Fleur Delacour revives Ron’s sense of humour with a pair of kisses. The belle of Beauxbatons beams at Harry now, rescuer of her little sister. Then Viktor Krum pulls our hero aside to challenge him about Hermione: It was as though the 18-year-old Krum thought that he, Harry, was an equal – a real rival. In the spirit of international cooperation, Harry shoots him in the back of the head.

The Third Task is not a maze but a labyrinth. Harry plunges into hedgey hell like the Greek hero Theseus, mind on the prize. Mazes symbolise confusion, but in the labyrinth illusions are stripped away and individual glory becomes irrelevant. Harry (and Cedric) forgo personal victory and elect to share the Triwizard Cup, demonstrating their growth. Harry makes peace with big brother Cedric, and with big brother Krum and big sister Fleur; his Triwizard family. But every labyrinth needs a monster. Theseus had the Minotaur. The Hogwarts heroes find – Voldemort. Cedric hits the ground, dead.

Lily Potter fills the role of Ariadne in the Theseus legend, and helps the hero out of the labyrinth; his ego refined, his ambition tempered.

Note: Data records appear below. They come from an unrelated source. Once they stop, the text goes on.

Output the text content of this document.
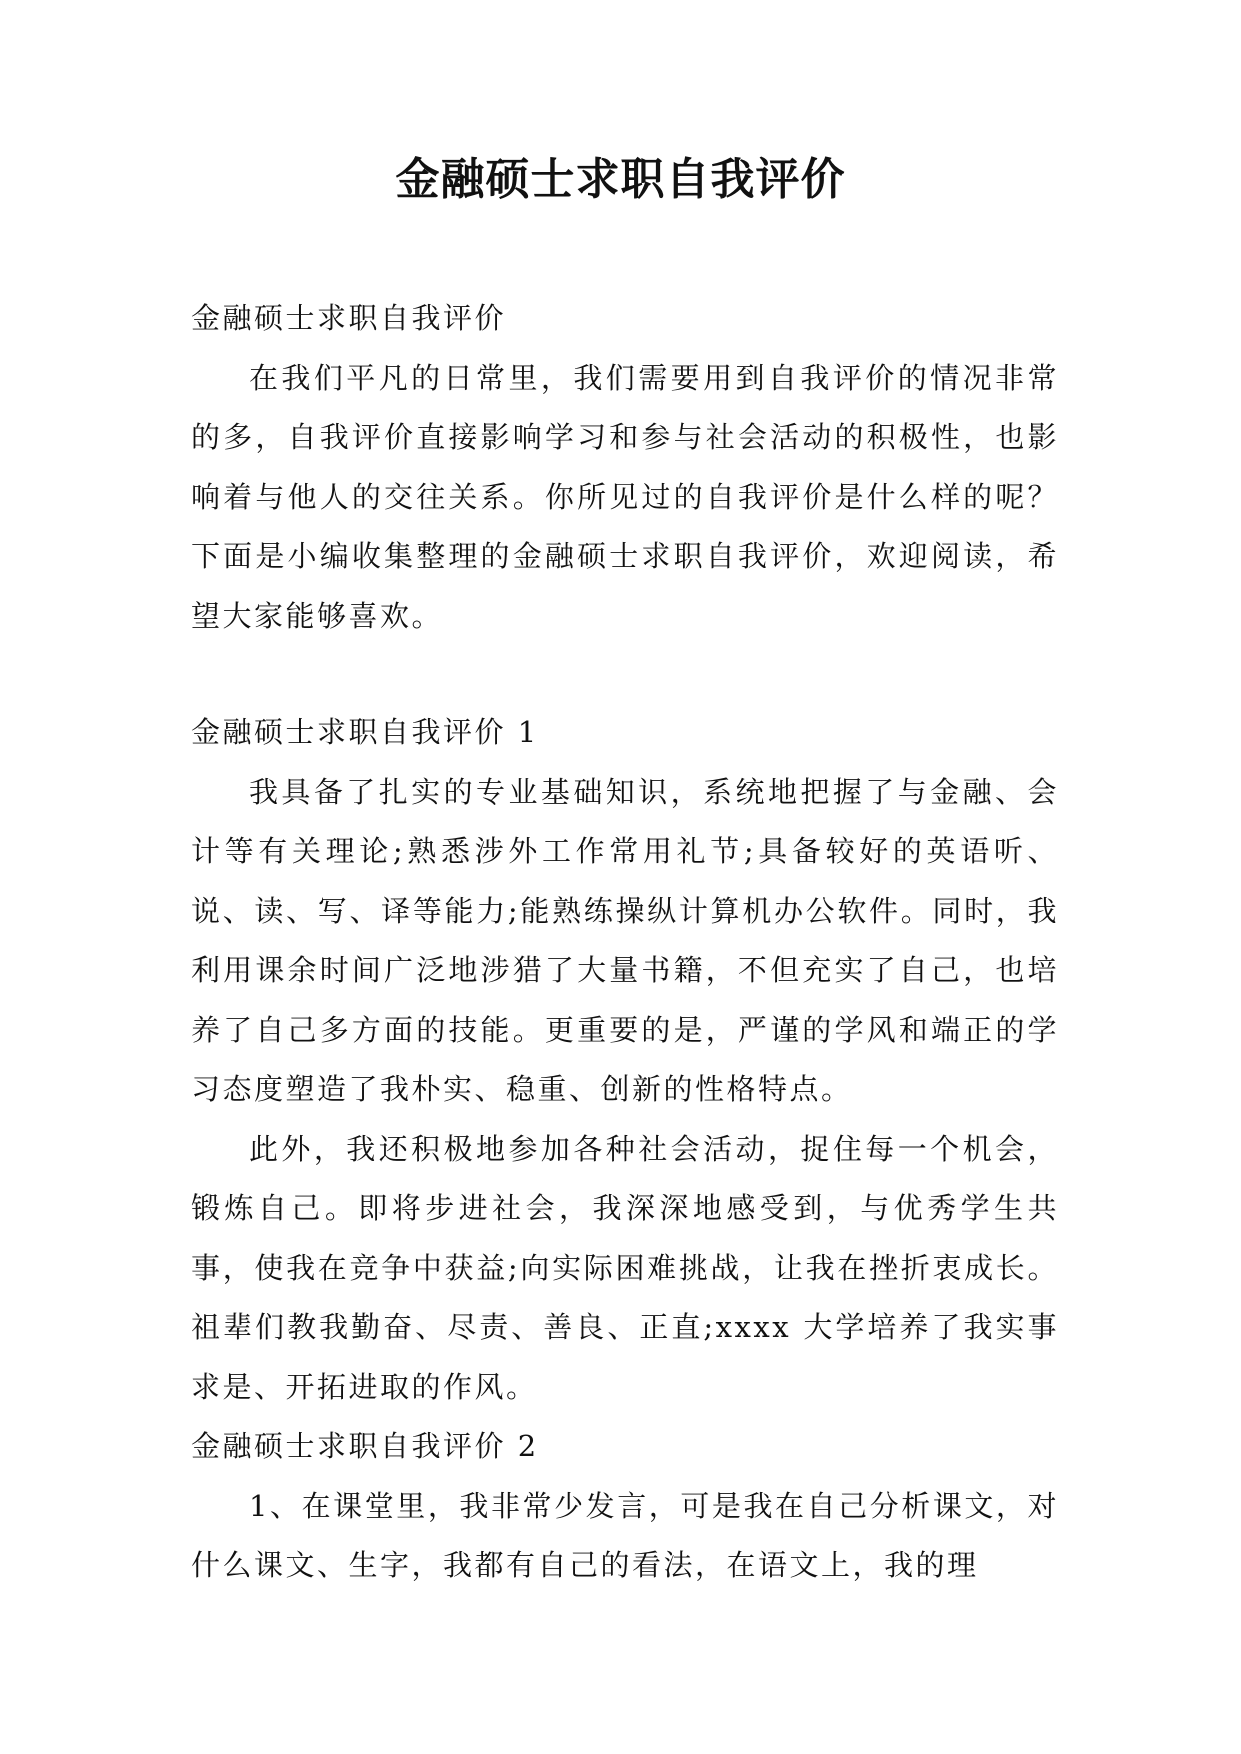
金融硕士求职自我评价

金融硕士求职自我评价

在我们平凡的日常里，我们需要用到自我评价的情况非常的多，自我评价直接影响学习和参与社会活动的积极性，也影响着与他人的交往关系。你所见过的自我评价是什么样的呢？下面是小编收集整理的金融硕士求职自我评价，欢迎阅读，希望大家能够喜欢。

金融硕士求职自我评价 1

我具备了扎实的专业基础知识，系统地把握了与金融、会计等有关理论;熟悉涉外工作常用礼节;具备较好的英语听、说、读、写、译等能力;能熟练操纵计算机办公软件。同时，我利用课余时间广泛地涉猎了大量书籍，不但充实了自己，也培养了自己多方面的技能。更重要的是，严谨的学风和端正的学习态度塑造了我朴实、稳重、创新的性格特点。

此外，我还积极地参加各种社会活动，捉住每一个机会，锻炼自己。即将步进社会，我深深地感受到，与优秀学生共事，使我在竞争中获益;向实际困难挑战，让我在挫折衷成长。祖辈们教我勤奋、尽责、善良、正直;xxxx 大学培养了我实事求是、开拓进取的作风。

金融硕士求职自我评价 2

1、在课堂里，我非常少发言，可是我在自己分析课文，对什么课文、生字，我都有自己的看法，在语文上，我的理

Lily is the one [Harry] had thought of more than any other tonight. And like Ariadne, she must be left behind. Harry escapes Voldemort’s reverse-funeral with his parents’ blessing and emerges as some kind of adult: a wonderful boy, a brave, brave man. The young wizard has undergone this bloody arcane rite of passage and, unofficially, he comes of age. Dumbledore concludes: “You have shouldered a grown wizard’s burden, and found yourself equal to it.”